Royal Caribbean also paid $3.5 million to the state in a civil settlement. The state is spending that money on oil spill response equipment, smokestack monitoring and other pollution-related work.
The fines stem from Royal Caribbean's admission that it dumped oily bilge water in Lynn Canal and toxic chemicals in Gastineau Channel, as well as polluting other coastal waters. As part of its plea agreement, the company agreed to pay $2 million to the National Park Foundation.
The foundation recently agreed to a Park Service plan to spend the fine:
-- $1 million for an endowment for future research.
-- $270,000 to complete coastal resource inventories in Glacier Bay National Park and three other Alaska national parks.
-- $520,000 to begin such inventories in seven Alaska national parks.
-- $210,000 to study the impact on Tanner crabs of recent commercial fishing closures in parts of Glacier Bay.

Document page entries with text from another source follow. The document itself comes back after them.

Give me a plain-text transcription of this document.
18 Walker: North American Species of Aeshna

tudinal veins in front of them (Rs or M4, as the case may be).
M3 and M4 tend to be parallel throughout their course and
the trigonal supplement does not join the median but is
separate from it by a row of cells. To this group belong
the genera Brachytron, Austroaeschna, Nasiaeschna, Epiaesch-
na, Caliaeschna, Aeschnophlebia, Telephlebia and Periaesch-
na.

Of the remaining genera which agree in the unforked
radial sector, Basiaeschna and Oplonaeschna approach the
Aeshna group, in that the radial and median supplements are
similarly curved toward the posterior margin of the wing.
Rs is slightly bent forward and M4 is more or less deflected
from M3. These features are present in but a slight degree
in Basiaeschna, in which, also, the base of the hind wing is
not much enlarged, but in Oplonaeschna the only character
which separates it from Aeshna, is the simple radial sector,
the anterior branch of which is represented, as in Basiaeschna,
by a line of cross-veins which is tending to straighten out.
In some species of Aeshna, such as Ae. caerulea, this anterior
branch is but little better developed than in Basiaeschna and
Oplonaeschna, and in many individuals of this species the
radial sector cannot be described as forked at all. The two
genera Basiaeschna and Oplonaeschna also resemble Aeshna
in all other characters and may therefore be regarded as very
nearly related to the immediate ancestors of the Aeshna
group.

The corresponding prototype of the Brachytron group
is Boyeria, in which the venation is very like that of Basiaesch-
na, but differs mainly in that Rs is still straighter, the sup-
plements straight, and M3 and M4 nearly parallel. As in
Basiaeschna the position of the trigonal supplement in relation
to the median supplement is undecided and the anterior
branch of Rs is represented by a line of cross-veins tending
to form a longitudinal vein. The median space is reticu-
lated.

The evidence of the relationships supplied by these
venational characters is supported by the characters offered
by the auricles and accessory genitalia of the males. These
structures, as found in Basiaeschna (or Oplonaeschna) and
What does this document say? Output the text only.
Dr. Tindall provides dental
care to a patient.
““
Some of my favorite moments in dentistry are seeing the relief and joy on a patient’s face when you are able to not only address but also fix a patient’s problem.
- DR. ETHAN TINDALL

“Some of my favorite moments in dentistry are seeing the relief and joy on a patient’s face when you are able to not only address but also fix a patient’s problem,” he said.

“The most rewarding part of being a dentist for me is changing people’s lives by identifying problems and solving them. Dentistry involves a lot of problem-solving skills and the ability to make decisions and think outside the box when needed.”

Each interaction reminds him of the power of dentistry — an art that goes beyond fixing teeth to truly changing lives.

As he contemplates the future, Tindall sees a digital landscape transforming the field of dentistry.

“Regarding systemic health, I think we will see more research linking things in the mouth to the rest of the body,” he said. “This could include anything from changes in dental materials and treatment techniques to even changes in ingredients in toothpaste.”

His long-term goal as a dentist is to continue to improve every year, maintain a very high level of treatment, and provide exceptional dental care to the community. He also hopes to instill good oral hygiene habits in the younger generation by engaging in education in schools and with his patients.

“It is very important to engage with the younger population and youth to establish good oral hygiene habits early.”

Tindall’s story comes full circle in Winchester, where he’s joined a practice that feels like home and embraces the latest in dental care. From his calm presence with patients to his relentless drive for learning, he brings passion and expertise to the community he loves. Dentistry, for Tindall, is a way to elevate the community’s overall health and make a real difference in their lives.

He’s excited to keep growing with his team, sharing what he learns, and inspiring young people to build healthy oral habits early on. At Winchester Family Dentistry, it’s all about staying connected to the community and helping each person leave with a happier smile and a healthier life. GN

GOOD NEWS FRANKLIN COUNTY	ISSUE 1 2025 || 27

The Park Service wanted to address a broad spectrum of needs in Alaska, said Mary Beth Moss, chief of resource management at Glacier Bay National Park.
The inventories produce computerized maps showing details of soil, streams and wildlife. That would allow quick responses to protect vital coastline in the event of a spill, she said.
Fishermen also worry that the crab study will result in further fishing restrictions, in addition to the closures already ordered in Glacier Bay.
Scientists will mark Tanner crabs and track their movement in and out of areas closed to commercial fishing. The state is cooperating on the research, which officials said would be useful in determining sustainable harvest levels.